An article carried by Manhattan-based financial news service, Bloomberg, is suggesting that Russian state-controlled gas giant Rosneft PJSC could seek to develop close ties with Trinidad and Tobago, to produce gas from two gas fields given to it by Venezuela.
The article suggests that Trinidad and Tobago's LNG trains in Point Fortin could be used to develop the gas for export.
An accord signed by both Russia and Venezuela earlier this month will give Rosneft tax breaks to produce and export gas from the Patao and Mejillones fields off Venezuela’s east coast.
Bloomberg reports that the fields are estimated to hold 6.4 trillion cubic feet of natural gas and that the fields are less than 100 kilometers (62 miles) from Trinidad and Tobago, where declining domestic output has left export facilities with spare capacity that could be filled by output from Venezuela.
It says that Rosneft would have two options to export the gas, one being to build a liquefied natural gas plant in Venezuela, and the other, to pipe the gas to Trinidad where there are LNG trains with spare capacity.
The article states: "Venezuela doesn’t have LNG facilities, Antero Alvarado at the consulting firm Gas Energy Latin America said, and Russia doesn’t have strong commercial ties to nearby Trinidad, the obvious place to initially sell it. The deal suggests Russia may push to have a bigger presence in Trinidad in the future."
The possibility of Russia developing closer ties is already causing concern among some in Caracas, according to the Bloomberg report.
The report notes: “Deepened Russian involvement with regional energy producer Trinidad is a cause for concern, Caracas Capital Markets, a brokerage, said in a note to clients. The Russians already dominate gas production in Asia and Europe and are developing massive further capacity in Siberia and the Arctic.”
Rosneft has been picking up Venezuela's oil company PDVSA's assets since 2011 when it bought the company’s stake the Ruhr Oel GmbH refining company in Germany.
It went on to take stakes in three heavy oil project in the Orinoco basin, as well as two joint ventures in the Lake Maracaibo region.

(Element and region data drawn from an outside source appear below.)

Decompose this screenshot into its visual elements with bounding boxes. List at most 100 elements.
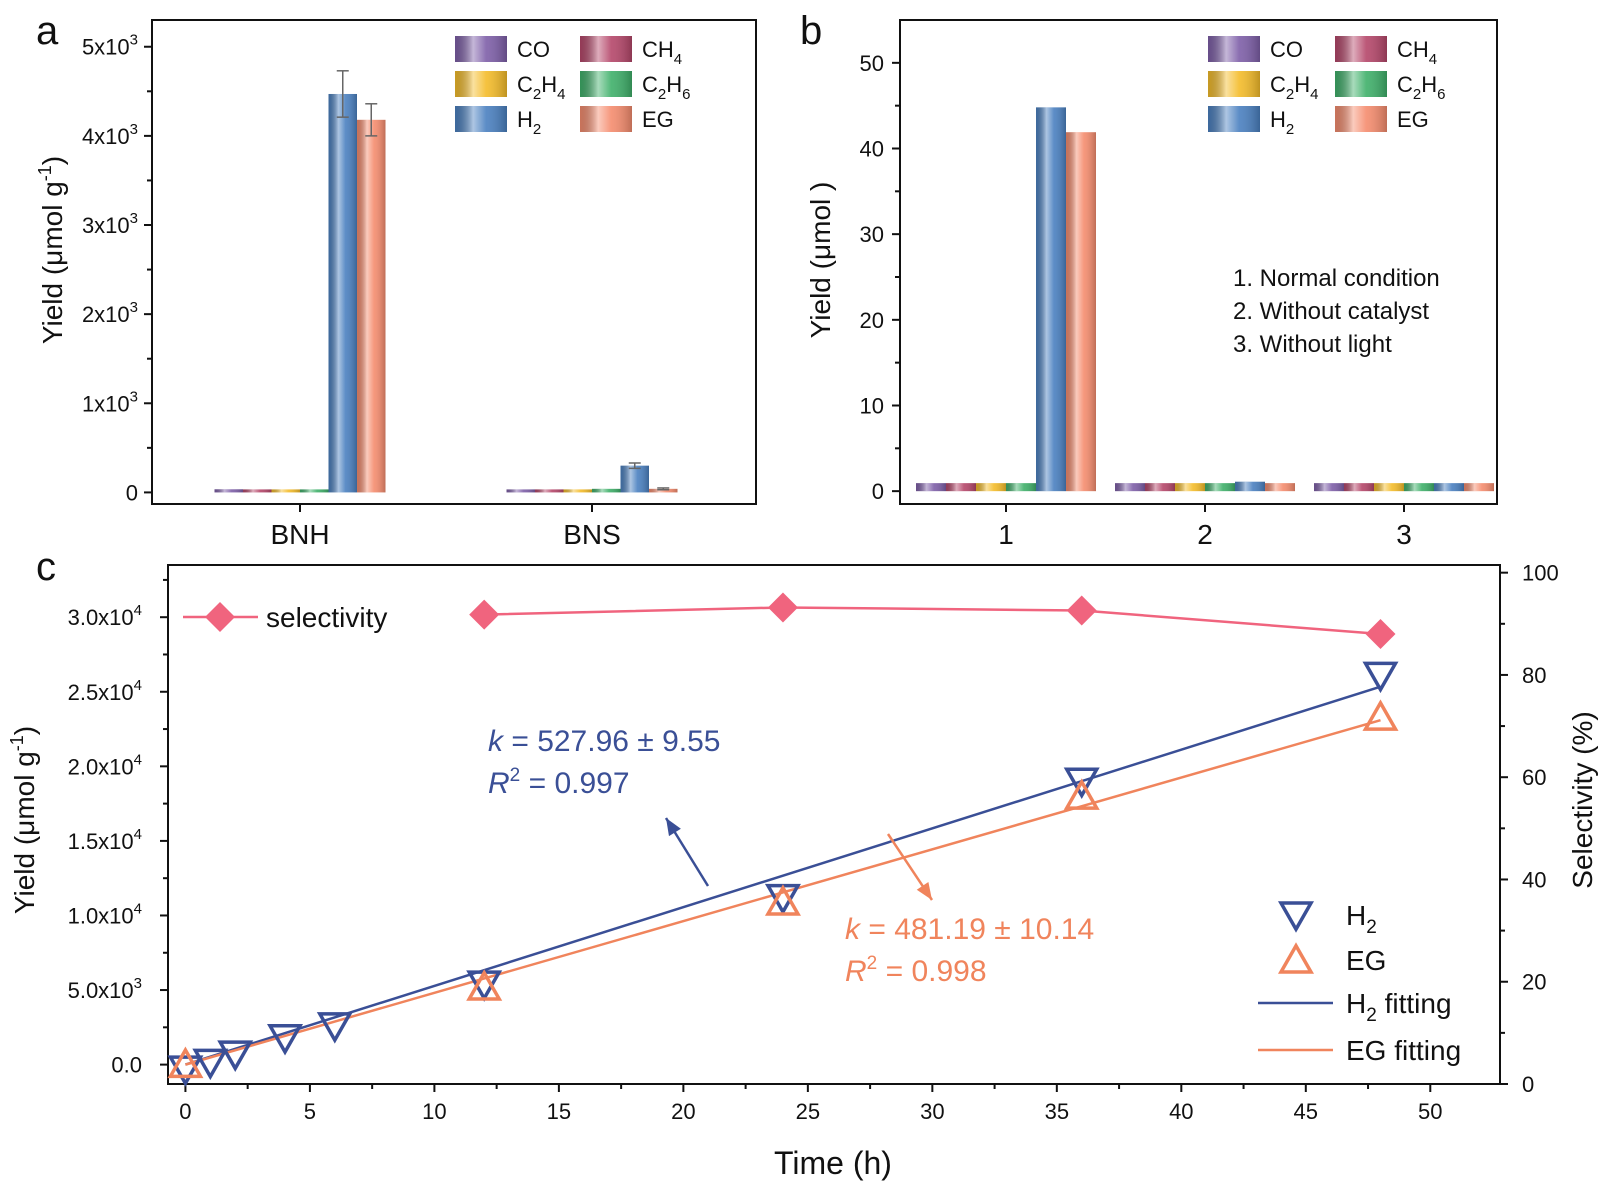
legend-text: EG — [642, 107, 674, 132]
legend-text: CO — [1270, 37, 1303, 62]
y-tick-label: 3x103 — [82, 210, 138, 238]
y-tick-label: 40 — [860, 136, 884, 161]
eg-r-sup: 2 — [867, 953, 878, 974]
eg-point — [1362, 699, 1399, 731]
y-tick-label: 2.5x104 — [68, 677, 142, 705]
y-tick-label: 4x103 — [82, 121, 138, 149]
y2-tick-label: 100 — [1522, 561, 1559, 586]
legend-text: C — [642, 72, 658, 97]
legend-swatch-shine — [580, 36, 632, 62]
eg-point — [167, 1046, 204, 1079]
y-tick-label: 2x103 — [82, 299, 138, 327]
y-tick-label: 1.5x104 — [68, 826, 142, 854]
legend-label-CO: CO — [1270, 37, 1303, 62]
y-tick-mantissa: 2x10 — [82, 302, 130, 327]
h2-point — [1063, 767, 1100, 800]
bar-shine — [1205, 483, 1235, 492]
y-tick-mantissa: 3.0x10 — [68, 605, 134, 630]
bar-shine — [1036, 107, 1066, 492]
y-tick-exponent: 4 — [134, 602, 142, 619]
legend-text: C — [1270, 72, 1286, 97]
selectivity-point — [767, 592, 798, 623]
legend-label-C2H4: C2H4 — [1270, 72, 1318, 103]
x-tick-label-BNS: BNS — [563, 519, 621, 550]
x-tick-label: 5 — [304, 1099, 316, 1124]
x-tick-label-3: 3 — [1396, 519, 1412, 550]
bar-shine — [1434, 483, 1464, 492]
bar-shine — [243, 489, 272, 493]
legend-text: fitting — [1377, 988, 1452, 1019]
panel-label-b: b — [800, 9, 822, 53]
legend-swatch-shine — [1335, 106, 1387, 132]
condition-note-1: 1. Normal condition — [1233, 265, 1440, 292]
y-tick-mantissa: 2.0x10 — [68, 754, 134, 779]
legend-label-H2: H2 — [517, 107, 541, 138]
bar-shine — [328, 93, 357, 493]
y-tick-mantissa: 3x10 — [82, 213, 130, 238]
legend-h2-marker — [1277, 901, 1315, 933]
panel-c-y-axis-label: Yield (μmol g-1) — [7, 726, 40, 914]
legend-text: H — [1346, 900, 1366, 931]
y-tick-label: 1x103 — [82, 388, 138, 416]
bar-shine — [300, 489, 329, 493]
h2-r-sup: 2 — [510, 765, 521, 786]
y2-tick-label: 40 — [1522, 867, 1546, 892]
bar-shine — [620, 465, 649, 493]
y2-tick-label: 60 — [1522, 765, 1546, 790]
bar-shine — [1344, 483, 1374, 492]
x-tick-label-1: 1 — [998, 519, 1014, 550]
x-tick-label: 10 — [422, 1099, 446, 1124]
eg-k-value: = 481.19 ± 10.14 — [860, 913, 1094, 946]
eg-r-symbol: R — [845, 955, 867, 988]
x-tick-label: 35 — [1045, 1099, 1069, 1124]
panel-b-frame — [899, 19, 1498, 505]
bar-shine — [1265, 483, 1295, 492]
y-tick-mantissa: 4x10 — [82, 124, 130, 149]
legend-sub: 2 — [1286, 121, 1294, 138]
legend-sub: 2 — [658, 86, 666, 103]
bar-shine — [535, 489, 564, 493]
legend-text: CH — [1397, 37, 1429, 62]
h2-k-value: = 527.96 ± 9.55 — [503, 725, 720, 758]
h2-r-squared: R2 = 0.997 — [488, 765, 630, 800]
legend-sub: 2 — [1413, 86, 1421, 103]
y-tick-mantissa: 1x10 — [82, 391, 130, 416]
y-tick-label: 20 — [860, 308, 884, 333]
bar-shine — [1006, 483, 1036, 492]
legend-sub: 4 — [674, 51, 682, 68]
y-tick-mantissa: 0 — [126, 480, 138, 505]
y-tick-mantissa: 5x10 — [82, 35, 130, 60]
bar-shine — [1235, 481, 1265, 492]
legend-text: H — [1346, 988, 1366, 1019]
panel-label-a: a — [36, 9, 59, 53]
legend-swatch-shine — [580, 71, 632, 97]
h2-k-symbol: k — [488, 725, 505, 758]
y2-tick-label: 0 — [1522, 1072, 1534, 1097]
y-tick-label: 5x103 — [82, 32, 138, 60]
y-tick-label: 0 — [872, 479, 884, 504]
y-tick-label: 3.0x104 — [68, 602, 142, 630]
legend-sub: 2 — [1366, 1005, 1377, 1026]
y-tick-label: 50 — [860, 51, 884, 76]
x-tick-label: 50 — [1418, 1099, 1442, 1124]
y-tick-mantissa: 1.5x10 — [68, 829, 134, 854]
x-tick-label-2: 2 — [1197, 519, 1213, 550]
x-tick-label-BNH: BNH — [270, 519, 329, 550]
legend-label-EG: EG — [642, 107, 674, 132]
y-tick-exponent: 4 — [134, 900, 142, 917]
legend-sub: 2 — [1286, 86, 1294, 103]
y-tick-mantissa: 5.0x10 — [68, 978, 134, 1003]
legend-swatch-shine — [1208, 106, 1260, 132]
eg-rate-constant: k = 481.19 ± 10.14 — [845, 913, 1094, 946]
panel-b-y-axis-label: Yield (μmol ) — [805, 182, 836, 339]
h2-rate-constant: k = 527.96 ± 9.55 — [488, 725, 720, 758]
y-tick-label: 2.0x104 — [68, 751, 142, 779]
legend-text: CH — [642, 37, 674, 62]
legend-sub: 6 — [1437, 86, 1445, 103]
y-tick-exponent: 3 — [134, 975, 142, 992]
y-tick-label: 0 — [126, 480, 138, 505]
legend-selectivity-marker — [205, 602, 235, 632]
legend-label-CH4: CH4 — [642, 37, 682, 68]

Since 2014, Rosneft has loaned about $6.5 billion to Venezuela in exchange for oil, according to data compiled by Bloomberg. Petroleos de Venezuela SA, or PDVSA, has been repaying the loans by delivering barrels to Rosneft, and had an outstanding debt of about $1.8 billion in the first quarter, according to a company presentation.
As a result of the changes signed by Russian President Vladimir Putin, Rosneft and its suppliers will be exempt from value-added and import taxes to develop the two gas fields, which are near to where Exxon Mobil Corp. is rushing to extract oil in neighboring Guyana.
The agreement was filed online by the Russian legal information website, which publishes orders by the president and applied international treaties.
Rosneft is also considering entering another natural gas block, known as Deltana 5, that’s much closer to a border that’s been hotly contested, according to two people familiar with the plan.
Maduro has vowed to block Exxon from exploring in the contested area.